We're hoping to get some good tips on new pup basics from housetraining to impulse barking to some commands like sit/stay/come, etc... She can 'sit', but that's about it. Right now she's 4mo's and biggest issue is her barking at noises, people, etc... I'll share what I learn tonight with you guys. Wish us luck!


----------



## educ8m (May 19, 2010)

That's great that you're doing that. I've never hired a trainer one-on-one either. It will be interesting to hear what you learn.


----------



## pammy4501 (Aug 8, 2007)

I hired a trainer for a few private sessions. It wasn't that terribly expensive, and worh every penny. At the time, I was having a really hard time with Frank being very reactive. She helped me get him to the point where we were able to participate in group classes. Now he loves training.


----------



## NewtoMalts (Apr 17, 2011)

It was really interesting to see how quickly Abbey became calm and respectful with the trainer. He was just very calm but gentle and firm. I know, this may sound strange, but within 15 minutes, she had an entire jar full of her fav Zukes treats laying open on the carpet and she was quietly waiting for the permission to have one. 

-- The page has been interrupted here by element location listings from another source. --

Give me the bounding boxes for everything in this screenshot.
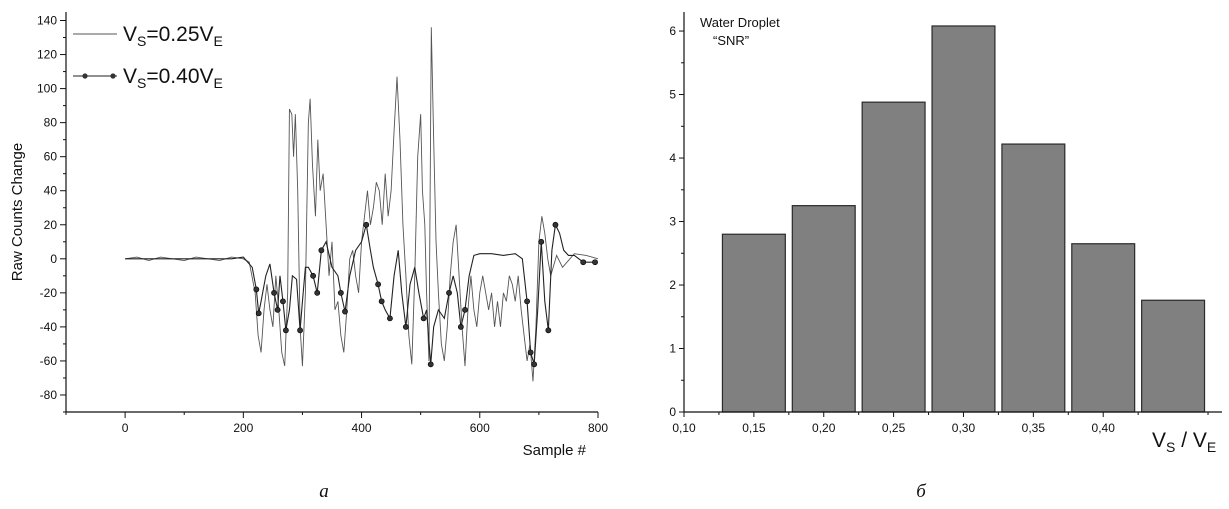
series-2-point <box>527 349 534 356</box>
series-2-point <box>375 281 382 288</box>
x-tick-label: 0,20 <box>812 421 836 435</box>
annotation-line-1: Water Droplet <box>700 15 780 30</box>
y-tick-label: -40 <box>40 320 58 334</box>
series-2-point <box>545 327 552 334</box>
series-2-point <box>274 306 281 313</box>
series-2-point <box>420 315 427 322</box>
bar-0,40 <box>1071 243 1136 413</box>
x-tick-label: 0,40 <box>1092 421 1116 435</box>
x-tick-label: 0,10 <box>672 421 696 435</box>
y-tick-label: 0 <box>669 405 676 419</box>
y-tick-label: 6 <box>669 24 676 38</box>
y-tick-label: 3 <box>669 215 676 229</box>
y-tick-label: -60 <box>40 354 58 368</box>
series-2-point <box>538 238 545 245</box>
series-2-point <box>253 286 260 293</box>
series-2-point <box>387 315 393 322</box>
y-tick-label: 120 <box>37 48 57 62</box>
bar-0,15 <box>721 233 786 413</box>
series-2-point <box>402 323 409 330</box>
y-axis-label: Raw Counts Change <box>9 143 26 281</box>
series-line-2 <box>125 222 596 365</box>
bar-0,35 <box>1001 143 1066 413</box>
panel-caption-b: б <box>916 481 927 502</box>
bar-0,20 <box>791 205 856 413</box>
legend-marker <box>82 73 88 79</box>
legend: VS=0.25VE VS=0.40VE <box>73 23 223 91</box>
series-2-point <box>427 361 434 368</box>
y-tick-label: -80 <box>40 388 58 402</box>
y-tick-label: 80 <box>44 116 58 130</box>
series-2-point <box>337 289 344 296</box>
bar-0,45 <box>1141 299 1206 413</box>
x-tick-label: 0,35 <box>1022 421 1046 435</box>
bar-0,25 <box>861 101 926 413</box>
series-2-point <box>446 289 452 296</box>
series-2-point <box>282 327 289 334</box>
y-tick-label: 20 <box>44 218 58 232</box>
series-2-point <box>342 308 348 315</box>
x-axis-label: Sample # <box>523 442 587 459</box>
y-tick-label: 40 <box>44 184 58 198</box>
x-tick-label: 0,25 <box>882 421 906 435</box>
bar-chart-panel: 0,10 0,15 0,20 0,25 0,30 0,35 0,40 0 1 2 3 4 5 6 Wate… <box>669 12 1222 455</box>
x-tick-label: 0,15 <box>742 421 766 435</box>
legend-entry-1: VS=0.25VE <box>123 23 223 49</box>
series-2-point <box>462 306 468 313</box>
series-2-point <box>318 247 325 254</box>
y-tick-label: 100 <box>37 82 57 96</box>
y-tick-label: 2 <box>669 278 676 292</box>
x-tick-label: 600 <box>470 421 490 435</box>
legend-marker <box>110 73 116 79</box>
y-tick-label: 5 <box>669 88 676 102</box>
series-2-point <box>531 361 538 368</box>
series-2-point <box>552 221 559 228</box>
x-axis-label: VS / VE <box>1152 429 1216 455</box>
y-tick-label: 1 <box>669 342 676 356</box>
series-2-point <box>580 259 587 266</box>
series-2-point <box>363 221 370 228</box>
series-2-point <box>457 323 464 330</box>
series-2-point <box>524 298 530 305</box>
x-tick-label: 800 <box>588 421 608 435</box>
series-line-1 <box>125 27 599 382</box>
bar-0,30 <box>931 25 996 413</box>
annotation-line-2: “SNR” <box>713 33 749 48</box>
series-2-point <box>297 327 303 334</box>
x-tick-label: 0 <box>122 421 129 435</box>
panel-caption-a: a <box>319 481 329 502</box>
x-tick-label: 400 <box>352 421 372 435</box>
series-2-point <box>310 272 316 279</box>
series-2-point <box>314 289 321 296</box>
series-2-point <box>271 289 277 296</box>
y-tick-label: -20 <box>40 286 58 300</box>
y-tick-label: 60 <box>44 150 58 164</box>
y-tick-label: 140 <box>37 14 57 28</box>
y-tick-label: 0 <box>50 252 57 266</box>
x-tick-label: 0,30 <box>952 421 976 435</box>
series-2-point <box>592 259 598 266</box>
series-2-point <box>280 298 286 305</box>
x-tick-label: 200 <box>233 421 253 435</box>
series-2-point <box>255 310 262 317</box>
legend-entry-2: VS=0.40VE <box>123 65 223 91</box>
series-2-point <box>378 298 385 305</box>
y-tick-label: 4 <box>669 151 676 165</box>
line-chart-panel: 0 200 400 600 800 -80 -60 -40 -20 0 20 40 60 80 100 120… <box>9 12 608 459</box>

The trainer thinks that her main challenge is that she's naturally fearful combined with some dominance, but the fearful part is really what's at the root for her, based on how she was reacting. She was doing a lot of barking/retreating/barking when he first arrived at the door.

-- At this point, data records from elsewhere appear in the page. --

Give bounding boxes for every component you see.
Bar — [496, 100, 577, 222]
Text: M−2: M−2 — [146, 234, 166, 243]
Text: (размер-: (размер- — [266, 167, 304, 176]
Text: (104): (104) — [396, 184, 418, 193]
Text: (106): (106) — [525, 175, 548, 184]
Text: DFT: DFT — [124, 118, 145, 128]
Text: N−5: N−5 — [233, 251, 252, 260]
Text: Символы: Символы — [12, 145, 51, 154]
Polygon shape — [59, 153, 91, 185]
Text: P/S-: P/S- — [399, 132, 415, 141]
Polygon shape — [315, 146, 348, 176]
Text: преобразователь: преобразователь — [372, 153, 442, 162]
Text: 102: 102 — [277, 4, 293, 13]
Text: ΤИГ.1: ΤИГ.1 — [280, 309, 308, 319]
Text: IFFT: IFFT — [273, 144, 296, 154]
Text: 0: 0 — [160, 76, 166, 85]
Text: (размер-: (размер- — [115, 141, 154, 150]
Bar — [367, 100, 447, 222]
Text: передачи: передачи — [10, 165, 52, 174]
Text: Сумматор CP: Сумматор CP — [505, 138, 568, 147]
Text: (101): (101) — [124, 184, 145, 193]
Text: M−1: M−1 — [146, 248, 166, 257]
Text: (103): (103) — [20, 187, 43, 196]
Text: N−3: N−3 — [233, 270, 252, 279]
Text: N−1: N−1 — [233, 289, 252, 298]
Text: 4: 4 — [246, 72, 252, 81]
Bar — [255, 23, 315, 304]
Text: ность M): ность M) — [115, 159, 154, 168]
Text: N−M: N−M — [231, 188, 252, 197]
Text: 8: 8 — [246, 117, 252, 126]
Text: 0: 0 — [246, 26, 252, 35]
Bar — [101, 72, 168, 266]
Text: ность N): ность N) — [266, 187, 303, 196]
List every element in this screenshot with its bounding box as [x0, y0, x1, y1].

For this first week, we have a set of excercises to get her in her in the right frame of mind. (Frankly, as my husband says, I think we're going to get trained even more than the dog...)

Basically, we put on her lead, sit on the floor with her and use treats to teach her how to 'ask' for something in the acceptable way (which is to relax and look up at the trainer in the eye). 

With her lead on, we have the treat in hand or on the floor and when she tries to get it without asking, we make our corrective sound and she doesn't get it. She comes back after it (thankfully, she LOVES these treats) and she 'Wins' when she relaxes, sits or lays down and looks at whoever is working with her in the eye. At that time, we drop the lead and give her the treat and praise her. 

It was amazing to watch how quickly she got it with him. Now today, we'll see how it goes with us. I know it sounds simple, but it was interesting how she was calmer for the rest of the night and even this morning she sat and looked at me nicely to get picked up rather than flinging herself up and nipping at me while I'm sitting here at the computer.

We're going to do a series of sessions and will build on our progress each week. I'll share what we learn or our frustrations along the way in case it can help anyone out. I'm sure there are MANY different ways to train and all malties are different temperments, but so far, I'm hopeful that this will help her.


----------



## pammy4501 (Aug 8, 2007)

NewtoMalts said:


> It was really interesting to see how quickly Abbey became calm and respectful with the trainer. He was just very calm but gentle and firm. I know, this may sound strange, but within 15 minutes, she had an entire jar full of her fav Zukes treats laying open on the carpet and she was quietly waiting for the permission to have one.
> 
> The trainer thinks that her main challenge is that she's naturally fearful combined with some dominance, but the fearful part is really what's at the root for her, based on how she was reacting. She was doing a lot of barking/retreating/barking when he first arrived at the door.
> 
> ...


Isn't it amazing what a good trainer can do! And your hubby is correct! It is about trianing us so that we can recognize what our dogs are doing, and respond properly. If fear is at the root of the problem (as it was for Frank) you also might want to read "Scaredy Dog" by Ali Brown. Very helpful.
Amazon.com: Scaredy Dog! Understanding & Rehabilitating Your Reactive Dog eBook: Ali Brown: Books


----------